To avoid similar high-wire battles over expanded background checks, Nevada and Maine are considering ballot initiatives in 2016. Both campaigns were initiated after Republican governors vetoed background check bills passed by their state legislatures.
Gun control proponents are also hoping that public support will help turn the tide for passage as it did in Oregon. National polls show that about 85 percent of Americans support expanded background checks.
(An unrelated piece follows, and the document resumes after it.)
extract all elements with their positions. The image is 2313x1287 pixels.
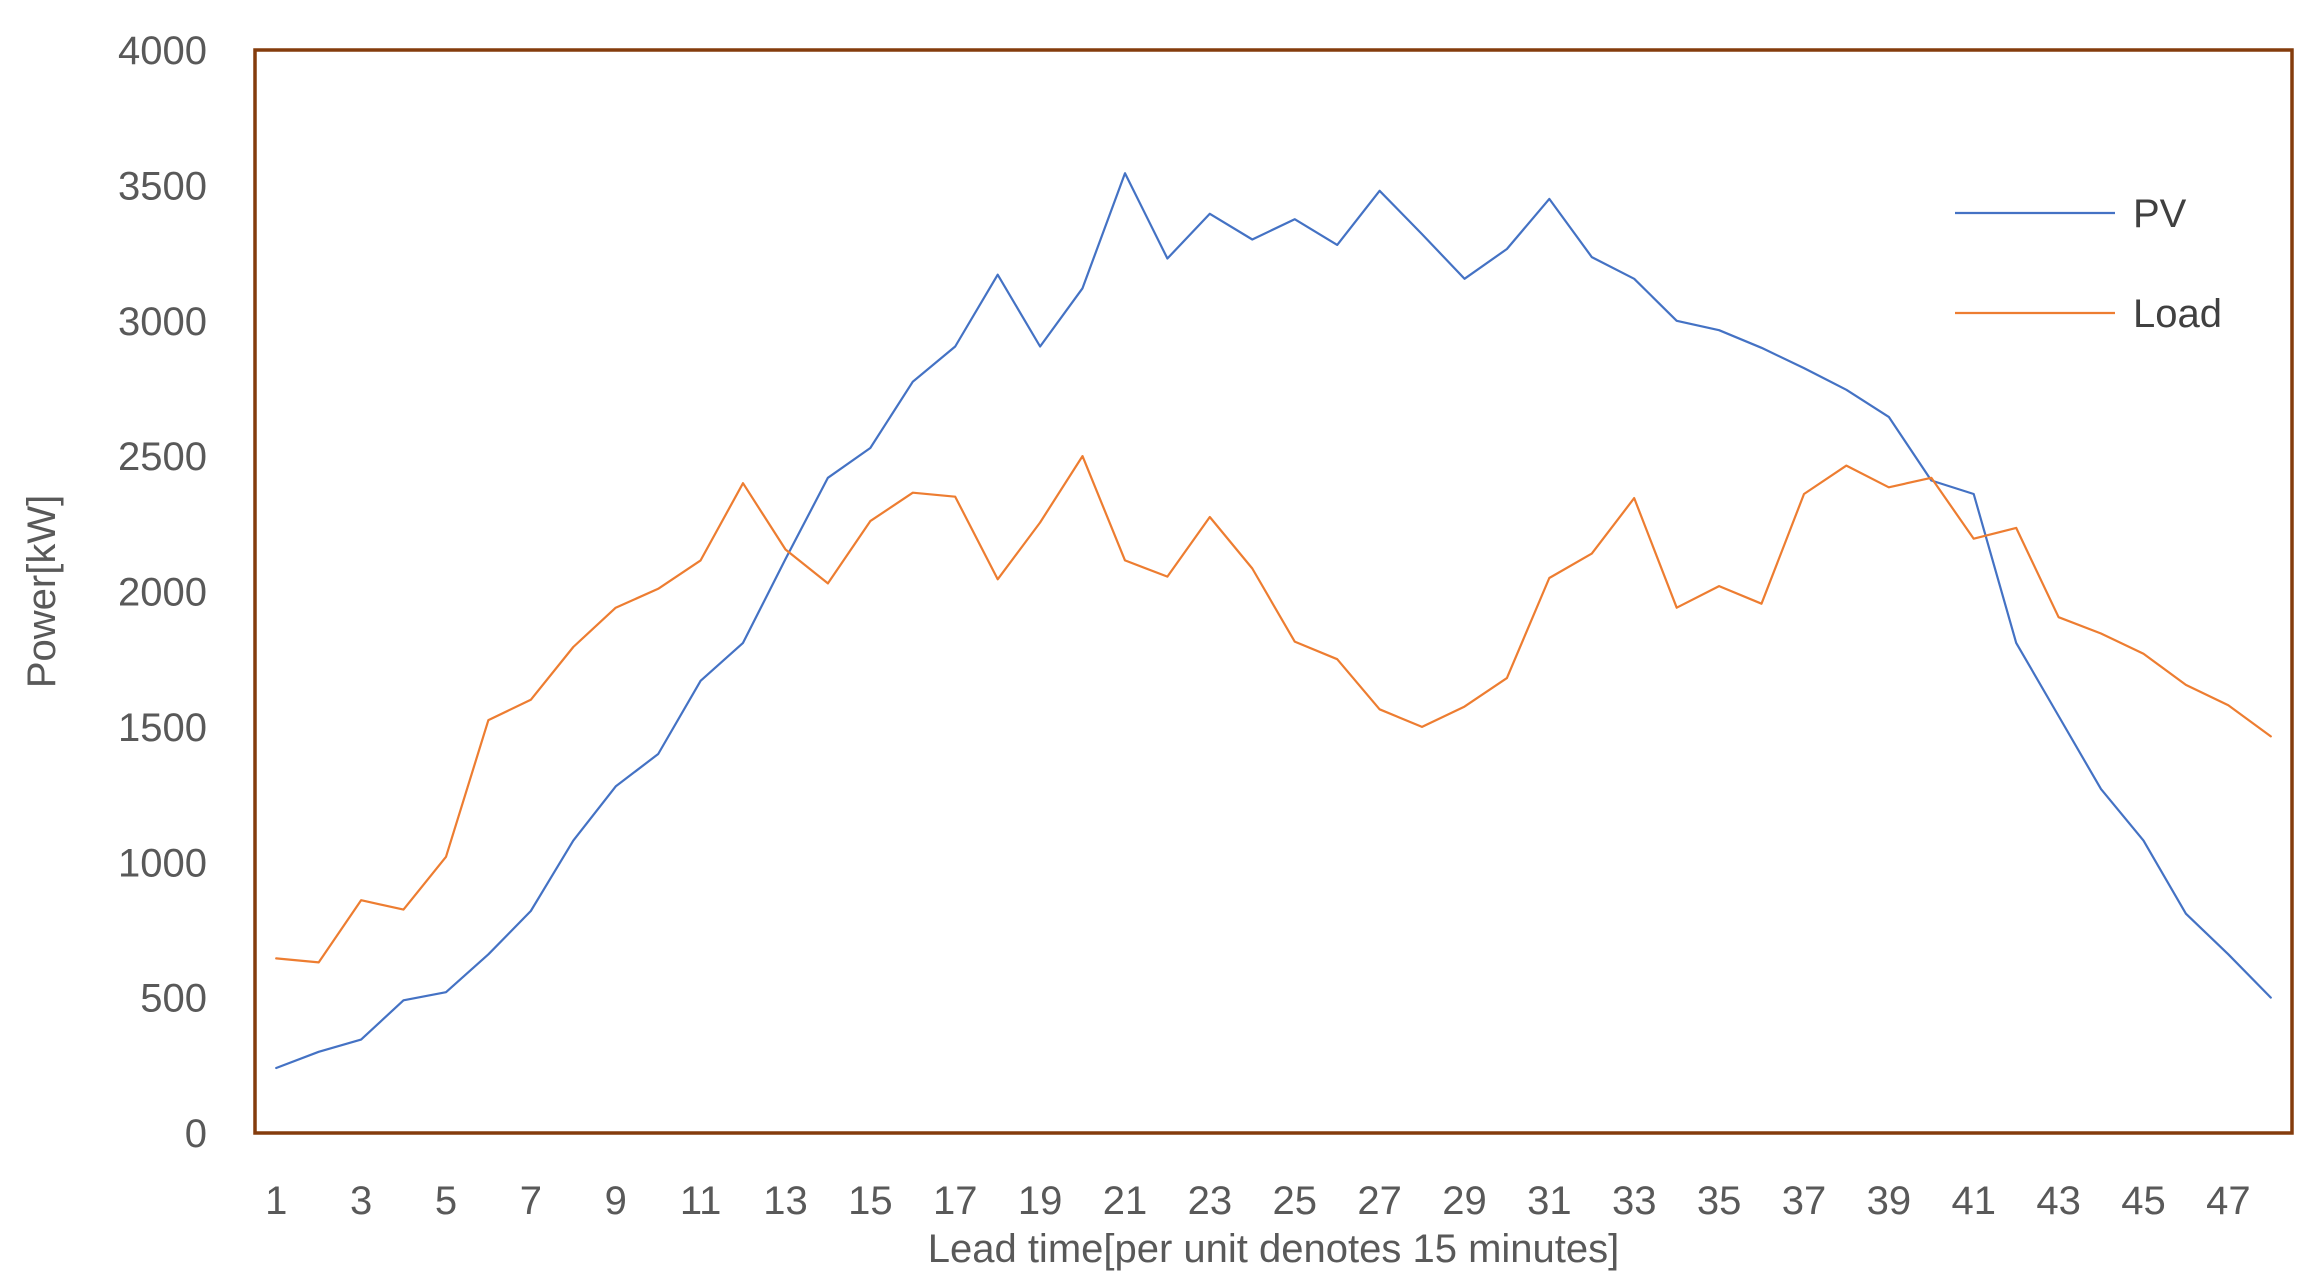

However, ballot initiatives are a limited option because only half the states offer a citizen-initiated process.
Local tragedies like the death of Nicholas Naumkin, a twelve-year-old New Yorker who was fatally shot while playing with a friend who found his dad’s unlocked loaded handgun, spurred New York State Representative Amy Paulin, a Westchester County mother of three, to spearhead a measure that requires handgun owners to lock up their weapons and disable them with trigger locks when the weapons are not in use.
Last summer, New York became the fourteenth state to pass such legislation; other states may follow in 2016. States that require handguns to have safety features have 40 percent fewer suicides per capita than states without these laws, a 2015 study in the American Journal of Public Health found.
Although the NRA has argued that gun safety measures violate the Second Amendment by making it more difficult to defend oneself against attacks in one’s home, the Ninth Circuit of Appeals rejected this argument in June when it rebuffed the NRA’s challenge to a San Francisco ordinance requiring safety devices on guns.
Ninety-three percent of Second Amendment challenges have failed in the courts since the Supreme Court’s 2008 decision in the Heller case, which held for the first time that the Second Amendment guarantees a law abiding citizen the right to possess a firearm in the home for self-defense.
The Supreme Court cautioned, however, that the Second Amendment “did not confer a right to keep and carry any weapon whatsoever in any manner whatsoever and for whatsoever purpose.” The court went on to list laws—such as those that prohibit firearm possession by the mentally ill, outlawing guns in sensitive places like schools, and imposing conditions on the commercial sale of firearms—that would be permissible.
In 2014 alone, guns caused the deaths of more than 33,000 Americans, including 460 child homicide victims under age fourteen, according to the Centers for Disease Control and Prevention.
Sharon Johnson is the senior correspondent for Women’s eNews, a digital news service in New York City.